You may have never heard of the University of Michigan standout, but Derrick Walton Jr. made Miami Heat history this past weekend as the team signed the undrafted point guard to the first two-way contract in franchise history.
The NBA’s new rule, which allow teams to develop prospects without having them poached from their development affiliates, states that two-way players cannot spend more than 45 days per season on an NBA roster. In addition, the rest of their time is to be spent with their team’s development-league affiliate, in the Heat’s case the G-League’s Sioux Falls Skyforce.
Although the 22-year-old’s journey with the Heat will look different than anyone else’s, the youngster is looking forward to the opportunity his rookie year, per Ira Winderman of the Sun Sentinel:
“It’s being able to learn and grow my entire rookie year. It’s all I’m focused on. I’m in a unique situation, but I’m in a unique situation as far as learning,” Walton said Monday at Jesse J. McCrary, Jr. Elementary School, where he represented the Heat at a back-to-school event.

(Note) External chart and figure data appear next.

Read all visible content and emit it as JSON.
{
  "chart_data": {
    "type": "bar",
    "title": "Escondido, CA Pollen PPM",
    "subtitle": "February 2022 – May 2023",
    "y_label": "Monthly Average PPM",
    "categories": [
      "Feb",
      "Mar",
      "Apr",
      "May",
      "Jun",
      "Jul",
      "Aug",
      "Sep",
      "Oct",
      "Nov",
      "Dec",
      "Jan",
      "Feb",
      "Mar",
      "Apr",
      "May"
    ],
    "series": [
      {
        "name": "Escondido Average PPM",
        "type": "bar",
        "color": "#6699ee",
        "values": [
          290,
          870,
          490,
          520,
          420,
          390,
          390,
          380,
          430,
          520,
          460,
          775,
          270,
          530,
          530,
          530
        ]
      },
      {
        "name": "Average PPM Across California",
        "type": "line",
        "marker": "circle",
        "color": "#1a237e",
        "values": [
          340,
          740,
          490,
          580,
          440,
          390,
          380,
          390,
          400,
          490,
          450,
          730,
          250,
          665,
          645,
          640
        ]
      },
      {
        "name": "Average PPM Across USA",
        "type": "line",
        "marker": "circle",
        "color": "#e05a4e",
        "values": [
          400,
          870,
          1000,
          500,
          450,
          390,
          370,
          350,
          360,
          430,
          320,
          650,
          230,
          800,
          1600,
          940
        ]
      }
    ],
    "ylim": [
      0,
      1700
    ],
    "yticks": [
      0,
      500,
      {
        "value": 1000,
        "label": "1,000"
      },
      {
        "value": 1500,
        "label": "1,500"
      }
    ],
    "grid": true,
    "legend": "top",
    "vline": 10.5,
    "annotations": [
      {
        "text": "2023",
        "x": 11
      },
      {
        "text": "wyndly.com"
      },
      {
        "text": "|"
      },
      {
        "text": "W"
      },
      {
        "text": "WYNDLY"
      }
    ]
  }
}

The Heat have been adept at developing players and uplifting their careers (eg. Tyler Johnson and Hassan Whiteside). However, they’ve also seen other teams swipe players that they’ve refined, like guard Briante Weber. As far as Walton, the Heat know they’ve secured him for now, and he can put his trust into the world-class organization:
“I’m just be ready to part of the organization and put my hard hat on and go to work every single day,” Walton said.
In four seasons with Michigan, the 6-footer averaged 11.6 points on 40.1 percent three-point shooting. In his final year, Walton led the Wolverines in scoring with 15.5 points a game.
Despite the sound numbers, the guard wasn’t drafted in June. Refusing to quit, Walton had a tremendous run with the Orlando Magic in the NBA Summer League.
Putting up 10.0 points and 3.5 assists per game in four games during Summer League, the Heat noticed the speedster’s advancement and made their move quickly.
“We just had a mutual interest in joining each other and making something work out,” Walton said of moving from the Magic’s summer schooling to the Heat’s developmental program, “and when the opportunity presented itself, we both took it.”
It’s not the most ideal situation Walton was looking for, but it’s one he’ll take. Because of the salary limitation, a two-way player who spends the maximum 45 days on an NBA roster tops out at about $275,000 for the season, compared to the $816,000 minimum for a rookie on a standard NBA contract. Nonetheless, Walton will be looking forward to working with the championship organization:
“It’s a world-class organization, great people and we work,” said Walton. “So it’s pretty much everything I’m accustomed to.”